The most active gold contract for June delivery rose 14.2 U.S. dollars, or 1.14 percent, to settle at 1,258 dollars per ounce.
The feature of the day was low volume and no breaking news, as there were no major economic reports released. This led to little volatility in the gold market.
Traders are looking ahead to next week as a large amount of economic data is due to be released.
Investors are expecting retail sales and producer price index, due out Wednesday, the consumer price index and weekly jobless claims, due out Thursday, and the industrial production report, due to be released on Friday.
Gold was given support as the U.S. Dollar Index, a measure of the dollar against a basket of major currencies, fell by 0.19 percent to 94.00. Gold and the dollar typically move in opposite directions.
After the release of the March Federal Reserve Open Market Committee (FOMC) meeting minutes, traders initially thought the Fed would raise rates from 0.50 to 0.75 during the July FOMC meeting, but now expectations have returned for the possibility of a June meeting rate hike.

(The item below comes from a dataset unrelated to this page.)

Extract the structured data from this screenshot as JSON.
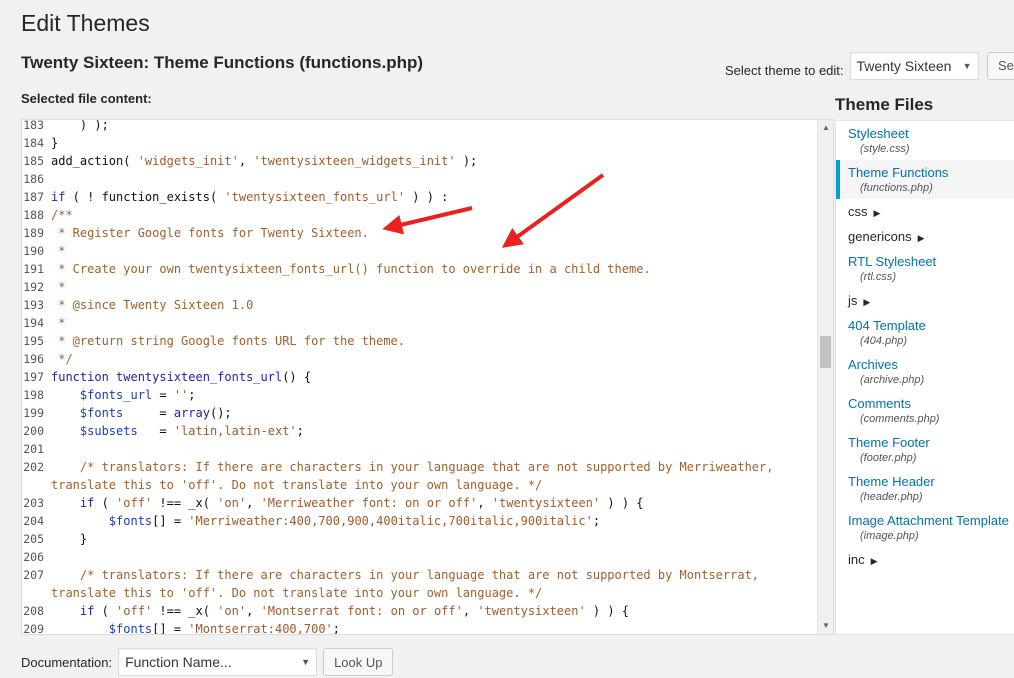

According to the CMEGroup's Fedwatch tool, the current implied probability of a hike from 0.50 to 0.75 is at 18 percent at the June 2016 meeting, and 20 percent at the July 2016 meeting.
Silver for May delivery rose 59.2 cents, or 3.85 percent, to close at 15.976 dollars per ounce. Platinum for July delivery added 22.4 dollars, or 2.31 percent, to close at 990.80 dollars per ounce.